Attraverso questi cercano di dividere i curdi per indebolirli. Sono anche coloro che vanno a Ginevra o vengono invitati in altre piattaforme internazionali come rappresentanti del Rojava. Ma anche attraverso i cristiani vengono fomentati giochi simili in nome del cristianesimo. Perché il nazionalismo degli Stati-nazione della modernità capitalista, con questo strumento hanno portato al fallimento di molte rivoluzioni e causato molte guerre sia nei secoli passati sia nel presente.

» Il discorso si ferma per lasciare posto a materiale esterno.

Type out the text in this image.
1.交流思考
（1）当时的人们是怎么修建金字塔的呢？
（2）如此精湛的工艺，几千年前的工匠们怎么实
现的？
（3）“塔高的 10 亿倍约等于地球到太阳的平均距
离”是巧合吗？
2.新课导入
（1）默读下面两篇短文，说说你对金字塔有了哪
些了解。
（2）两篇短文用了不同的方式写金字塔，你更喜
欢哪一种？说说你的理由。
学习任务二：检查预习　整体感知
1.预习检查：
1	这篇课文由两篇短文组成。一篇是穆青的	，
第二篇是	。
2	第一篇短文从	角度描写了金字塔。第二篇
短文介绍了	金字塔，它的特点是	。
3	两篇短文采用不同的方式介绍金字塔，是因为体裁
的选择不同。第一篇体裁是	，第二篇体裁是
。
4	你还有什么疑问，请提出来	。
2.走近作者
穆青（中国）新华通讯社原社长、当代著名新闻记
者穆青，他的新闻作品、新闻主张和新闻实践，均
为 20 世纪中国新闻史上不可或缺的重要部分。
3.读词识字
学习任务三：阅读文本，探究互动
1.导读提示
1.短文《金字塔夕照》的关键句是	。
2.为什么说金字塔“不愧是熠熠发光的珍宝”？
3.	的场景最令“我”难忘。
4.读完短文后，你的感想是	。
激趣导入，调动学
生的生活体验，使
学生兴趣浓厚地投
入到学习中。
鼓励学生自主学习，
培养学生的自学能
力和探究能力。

Inoltre la Russia, con l’assenso dell’amministrazione Trump, ha dato il via libera alla Turchia per l’occupazione di Afrin nell’anno 2018. Nel 2019 Trump ha dato allo Stato turco copertura per l’occupazione di Gire Spi e Serekaniye. Più il modello del confederalismo democratico si sviluppava con successo, più si inasprivano gli attacchi. In continuazione la Turchia viene usata come spada di Damocle contro la Nes. Inoltre i rappresentanti della Nes vengono esclusi dalle conferenze a Ginevra, Sochi e Astana sul futuro della Siria. Con queste si intende screditarli a livello internazionale dal punto di vista politico, pubblico e diplomatico.

Questa esclusione, o anche isolamento, è una specie di punizione. Per tenere sotto controllo la Siria, anche l’Iran è impegnato nell’impedire al regime di entrare in un dialogo con la Nes. Nonostante la Russia in molti incontri diplomatici abbia garantito ai rappresentanti della Nes di indurre il regime siriano a un dialogo con la Nes, finora non è successo. Il persistente panarabismo del regime Baath è un altro un sostanziale ostacolo al dialogo.

La Nes quindi viene permanentemente attaccata non solo militarmente, ma anche ideologicamente. Mentre gli Stati sulla base dei propri interessi di potere vedono il confederalismo democratico come un pericolo, la Nes ha avuto grande solidarietà da parte delle persone a livello mondiale.

Come donna e come curda, il mio ringraziamento particolare va a Abdullah Öcalan che dalla centrale della tortura Imrali con le sue idee e proposte e i suoi consigli ci ha aiutati a trovare una soluzione in Kurdistan e per tutte le persone oppresse del Medio Oriente. È quindi un fatto umano naturale per tutte e tutti coloro che considerano il confederalismo democratico un’alternativa ai problemi locali, regionali e globali, impegnarsi anche per la sua libertà. Perché è per via delle sue idee che viene punito nel sistema di tortura a Imrali. È ora di lottare per la sua libertà. Da qui il mio appello a sostenere la campagna sudafricana “Il tempo è maturo: Libertà per Abdullah Öcalan – Per una pace giusta in Turchia”.